The Museum Experience

Built of natural stone, the museum features a striking contemporary design inspired by the Agua Caliente’s basketmaking tradition. A circular structure is a visual metaphor for a partially woven basket, with curving walls emanating from the round design that are intended to suggest strands of fibers. The Agua Caliente are known for their crafts, including baskets and and ollas (clay storage vessels), and the museum displays an exquisite collection of tribal artistry.

The museum takes visitors on a thematic, non-chronological journey through the world of the Agua Caliente, with a main 10,000-square-foot exhibition space that introduces visitors to different aspects of the tribe’s story. Visitors can experience tribal creation and migration stories during a 10-minute, 360-degree digital animation presentation that’s projected onto the wraparound walls of a state-of-the-art theater.

One exhibit focuses on the natural world of the Agua Caliente, most notably the famed Indian Canyons and their oasis-like stands of California fan palms. And in an intriguing twist, the museum waits until the final exhibit to take visitors all the way back into the Agua Caliente’s ancient world.

Such archaeologically focused displays would typically be the first that visitors encounter in a museum, most of which are organized chronologically. But the tribe opted to tell the story of its culture in a manner where the past is not treated as so distinct from the present. Indeed, the cultural plaza itself is a reminder of that continuity because this modern cultural complex is physically connected to one of the tribe’s significant prehistoric sites.

During the excavation and construction excavation process, tribal archaeological monitors were on hand to ensure that any unearthed artifacts would be preserved. As it turns out, they discovered a rich trove of items—spear and projectile points, grinding stones and tools, and clam and abalone shell beads. Carbon dating of these items suggests that the human presence at the site dates as far back as 8,200 years ago, which was much earlier than previously believed. Now, after being buried for thousands of years, many of these objects are on display as part of the museum’s permanent collection.

Explore the Rest of the Cultural Plaza

As you exit the museum space, be sure stop in the museum store to browse a curated mix of Native American-made crafts and goods, including art, jewelry, books, and culinary products, such as the acclaimed olive oils and vinegars from Séka Hills in Yolo County.

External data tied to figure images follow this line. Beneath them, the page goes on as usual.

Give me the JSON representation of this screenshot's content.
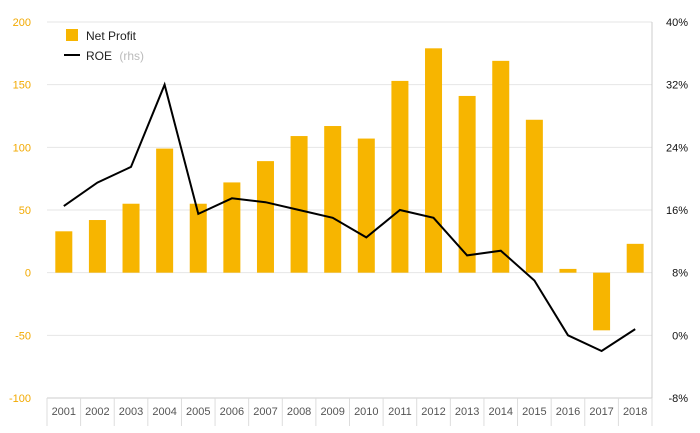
{
  "chart_data": {
    "type": "bar-line-combo",
    "categories": [
      "2001",
      "2002",
      "2003",
      "2004",
      "2005",
      "2006",
      "2007",
      "2008",
      "2009",
      "2010",
      "2011",
      "2012",
      "2013",
      "2014",
      "2015",
      "2016",
      "2017",
      "2018"
    ],
    "series": [
      {
        "name": "Net Profit",
        "type": "bar",
        "axis": "left",
        "color": "#f7b500",
        "values": [
          33,
          42,
          55,
          99,
          55,
          72,
          89,
          109,
          117,
          107,
          153,
          179,
          141,
          169,
          122,
          3,
          -46,
          23
        ]
      },
      {
        "name": "ROE",
        "name_suffix": "(rhs)",
        "type": "line",
        "axis": "right",
        "color": "#000000",
        "values": [
          16.5,
          19.5,
          21.5,
          32.0,
          15.5,
          17.5,
          17.0,
          16.0,
          15.0,
          12.5,
          16.0,
          15.0,
          10.2,
          10.8,
          7.0,
          0.0,
          -2.0,
          0.8
        ]
      }
    ],
    "left_axis": {
      "ylim": [
        -100,
        200
      ],
      "ticks": [
        -100,
        -50,
        0,
        50,
        100,
        150,
        200
      ],
      "tick_labels": [
        "-100",
        "-50",
        "0",
        "50",
        "100",
        "150",
        "200"
      ],
      "color": "#f2a900"
    },
    "right_axis": {
      "ylim": [
        -8,
        40
      ],
      "ticks": [
        -8,
        0,
        8,
        16,
        24,
        32,
        40
      ],
      "tick_labels": [
        "-8%",
        "0%",
        "8%",
        "16%",
        "24%",
        "32%",
        "40%"
      ],
      "color": "#111111"
    },
    "grid": true,
    "legend_position": "top-left"
  }
}
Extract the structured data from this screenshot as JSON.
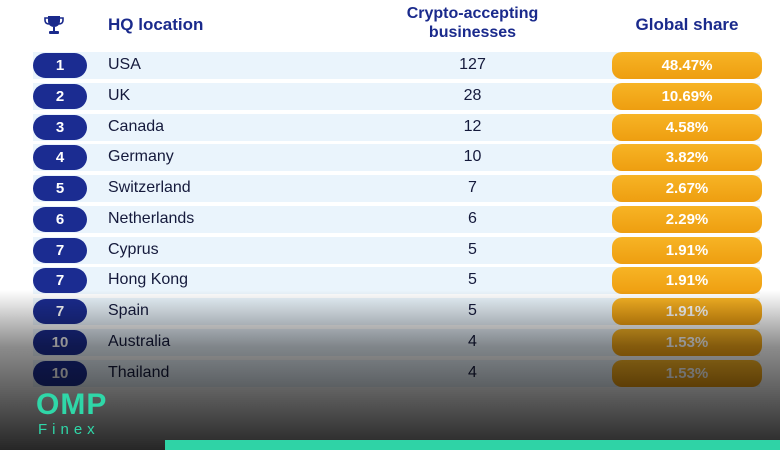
{
  "header": {
    "trophy_icon": "trophy-icon",
    "location_label": "HQ location",
    "businesses_label_line1": "Crypto-accepting",
    "businesses_label_line2": "businesses",
    "share_label": "Global share"
  },
  "rows": [
    {
      "rank": "1",
      "country": "USA",
      "count": "127",
      "share": "48.47%"
    },
    {
      "rank": "2",
      "country": "UK",
      "count": "28",
      "share": "10.69%"
    },
    {
      "rank": "3",
      "country": "Canada",
      "count": "12",
      "share": "4.58%"
    },
    {
      "rank": "4",
      "country": "Germany",
      "count": "10",
      "share": "3.82%"
    },
    {
      "rank": "5",
      "country": "Switzerland",
      "count": "7",
      "share": "2.67%"
    },
    {
      "rank": "6",
      "country": "Netherlands",
      "count": "6",
      "share": "2.29%"
    },
    {
      "rank": "7",
      "country": "Cyprus",
      "count": "5",
      "share": "1.91%"
    },
    {
      "rank": "7",
      "country": "Hong Kong",
      "count": "5",
      "share": "1.91%"
    },
    {
      "rank": "7",
      "country": "Spain",
      "count": "5",
      "share": "1.91%"
    },
    {
      "rank": "10",
      "country": "Australia",
      "count": "4",
      "share": "1.53%"
    },
    {
      "rank": "10",
      "country": "Thailand",
      "count": "4",
      "share": "1.53%"
    }
  ],
  "logo": {
    "main": "OMP",
    "sub": "Finex"
  },
  "colors": {
    "header_text": "#1a2a8c",
    "rank_badge": "#1b2c91",
    "share_pill": "#f2a81a",
    "row_background": "#eaf4fc",
    "logo": "#2fd7a8",
    "accent_bar": "#2fd3a6"
  }
}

The cultural plaza also encompasses sacred hot springs, where waters believed to be 12,000 years old bubble to the surface. From the museum, the plaza’s Oasis Trail, a path with flowing water, boulders, and towering California fan palms that recreate the setting of the nearby Indian Canyon oases, leads from the museum to The Spa at Séc-he (Sound of Boiling Water). With 22 private baths, as well as pools, here you can quite literally immerse yourself in the ancient world of the Agua Caliente as you soak in mineral waters fed from 8,000 feet underground by the very hot springs that gave the tribe its name.

The spa emphasizes nature-based therapies, including salt caves for halotherapy and eucalyptus steam rooms, and has an outdoor tranquility garden that allows guests to bask in the warm, rejuvenating desert air.